Unexpected 11h build after auto update

Greetings,

my Laptop, which is a production machine I heavily rely on, is configured to update automatically on a daily basis (at 17:00). Yesterday, for the first time, the update triggered an unexpected local build which took 11h (and several dozens GiB of local disk space). Luckily, it was Friday afternoon so my work wasn’t affected.

Now I have two questions:

  1. Is there a way to prevent local builds during auto updates and use only packages that are available in the binary cache (something like --force-cached-only)? I can’t afford updates to affect my daily work. (For the time being, I changed my config to
    system.autoUpgrade.dates = "Saturday 09:00";
    to make sure that doesn’t happen in the future. But I would prefer to get updates more regularly. Besides, I would also like to avoid the machine compiling the whole Saturday.)
  2. I don’t even know which package(s) caused the local build, are there any log files I could inspect?
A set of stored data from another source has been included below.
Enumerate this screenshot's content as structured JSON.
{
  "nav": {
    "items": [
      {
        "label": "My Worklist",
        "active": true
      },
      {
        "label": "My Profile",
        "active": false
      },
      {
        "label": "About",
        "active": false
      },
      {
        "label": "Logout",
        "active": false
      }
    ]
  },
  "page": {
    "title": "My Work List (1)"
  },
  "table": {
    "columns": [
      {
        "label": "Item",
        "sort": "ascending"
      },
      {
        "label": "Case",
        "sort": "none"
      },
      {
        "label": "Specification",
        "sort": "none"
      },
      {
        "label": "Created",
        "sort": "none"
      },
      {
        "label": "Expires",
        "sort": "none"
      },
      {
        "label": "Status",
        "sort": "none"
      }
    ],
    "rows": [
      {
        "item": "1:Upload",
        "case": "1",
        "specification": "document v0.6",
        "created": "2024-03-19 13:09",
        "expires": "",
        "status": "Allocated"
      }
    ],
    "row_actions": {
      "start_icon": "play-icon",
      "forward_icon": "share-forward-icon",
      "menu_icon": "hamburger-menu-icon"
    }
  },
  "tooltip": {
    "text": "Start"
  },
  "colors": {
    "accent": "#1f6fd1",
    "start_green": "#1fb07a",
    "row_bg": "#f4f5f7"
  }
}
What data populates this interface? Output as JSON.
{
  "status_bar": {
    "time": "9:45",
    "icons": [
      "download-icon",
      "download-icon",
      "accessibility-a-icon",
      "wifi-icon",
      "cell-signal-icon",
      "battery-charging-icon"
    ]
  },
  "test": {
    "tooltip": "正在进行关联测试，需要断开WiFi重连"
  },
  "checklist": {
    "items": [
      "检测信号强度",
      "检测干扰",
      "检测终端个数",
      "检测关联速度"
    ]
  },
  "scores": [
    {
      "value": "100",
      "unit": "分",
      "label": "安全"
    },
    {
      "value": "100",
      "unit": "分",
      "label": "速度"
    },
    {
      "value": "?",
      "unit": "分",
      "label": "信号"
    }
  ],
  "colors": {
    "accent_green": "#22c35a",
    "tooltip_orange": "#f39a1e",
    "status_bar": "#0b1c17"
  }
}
For the record, in my system flake.nix the inputs look like this

inputs = {
  nixpkgs.url = "github:NixOS/nixpkgs/nixos-23.11";
  nixpkgs-unstable.url = "github:NixOS/nixpkgs/nixos-unstable";
  home-manager = {
    url = "github:nix-community/home-manager/release-23.11";
    inputs.nixpkgs.follows = "nixpkgs";
  };
  nixos-hardware.url = "github:NixOS/nixos-hardware/master";
};

The unstable branch is only used to pull the latest versions of 1Password and Spotify.

Thanks in advance for your help!

The good thing about today being Saturday is that I’ve got spare time to dig into what exactly happened last night.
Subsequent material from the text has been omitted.